Like B. cebadilla, B. brevis was once regarded a synonym of B. catharticus (Bromus catharticus var. rupestris). It can be distinguished by its longer awns (B. brevis awns are always shorter than 1mm, if present), longer pedicels, and less compact panicle.

From the B. carinatus group, B. catharticus can be distinguished by its wider spikelets, and its having 9-11 veins on its lemmas rather than 7.

== Distribution ==
Bromus catharticus is native to most of South America (Venezuela, Brazil, Bolivia, Colombia, Ecuador, Peru, Argentina, Chile, Paraguay, and Uruguay).

It is widely introduced and naturalised in:

- Africa (Algeria, Egypt, Ethiopia, Lesotho, Morrocco, Namibia, South Africa, Tunisia, and Zimbabwe)
- Australasian (Australia, New Caledonia, and New Zealand)
- Asia (Azerbaijan, Bhutan, China, Cyprus, Georgia, India, Indonesia, Iran, Israel, Japan, Jordan, North and South Korea, Nepal, Pakistan, Saudi Arabia, Russia, Sri Lanka, Syria, and Taiwan)
- Caribbean (the Dominican Republic, Jamaica, Haiti, and Trinidad and Tobago)
- Central America (Costa Rica, El Salvador, Guatemala, and Panama)
- Europe (Austria, Belgium, Croatia, Great Britain, France, Germany, Greece, Italy, Switzerland, Russia, and Ukraine)
- and North America (Canada, Mexico, and the United States (including Hawaii)

== Habitat ==
Bromus catharticus grows in open and disturbed areas, such as roadsides, parks, gardens, orchards, vineyards, ditches. In Australia, it can additionally be found in some natural habitats, such as coastal vegetation, heathlands, grasslands, grassy woodlands, open woodlands, and riparian.

== Biology ==
Like most species in Bromus section Ceratochloa, B. catharticus flowers both through chasmogamy (outcrossing through open flowers) and cleistogamy (self-pollinating through closed flowers), with each kind of flower existing on the same spikelet.

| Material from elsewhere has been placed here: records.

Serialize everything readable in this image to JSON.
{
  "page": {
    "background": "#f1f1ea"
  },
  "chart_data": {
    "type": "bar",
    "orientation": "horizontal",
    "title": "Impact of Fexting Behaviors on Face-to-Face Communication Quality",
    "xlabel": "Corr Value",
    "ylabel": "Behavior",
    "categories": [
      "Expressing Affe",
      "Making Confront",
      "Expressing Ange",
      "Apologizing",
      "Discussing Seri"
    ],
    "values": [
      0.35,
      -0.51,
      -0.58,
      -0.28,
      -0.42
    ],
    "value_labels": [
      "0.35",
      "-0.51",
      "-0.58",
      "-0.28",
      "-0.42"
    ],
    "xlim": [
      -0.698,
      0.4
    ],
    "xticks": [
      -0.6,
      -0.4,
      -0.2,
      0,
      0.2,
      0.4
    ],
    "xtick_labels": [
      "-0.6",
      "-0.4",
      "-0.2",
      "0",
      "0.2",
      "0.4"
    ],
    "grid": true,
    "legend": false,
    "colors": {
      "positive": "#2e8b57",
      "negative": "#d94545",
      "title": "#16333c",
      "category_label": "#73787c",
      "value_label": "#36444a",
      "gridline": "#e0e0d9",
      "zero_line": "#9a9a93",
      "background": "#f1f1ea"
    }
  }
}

Chasmogamous flowering is induced by short photoperiod and high soil moisture. In Argentina, B. catharticus flowers cleistogamously before flowering chasmogamously.

B. catharticus naturally spreads through attachment to animals. However, it is often spread through contaminated agricultural produce (such as fodder, wool, and seed), or through attachment to vehicles, clothing, or equipment. It can produce an average of 1000 seeds/m^{2}, which can remain viable in the soil for up to three years.

In Australia, B. catharticus flowers in Spring and Summer, and seeds germinate from Autumn to Spring.

== Uses ==
Bromus catharticus is commonly used as a pasture grass in areas with warm and temperate climate.

== Etymology ==
Bromus - from the Greek bromos (oat), out of broma (food).

catharticus - from the Latin catharticus, meaning to purge. This refers to the plant having emetic properties.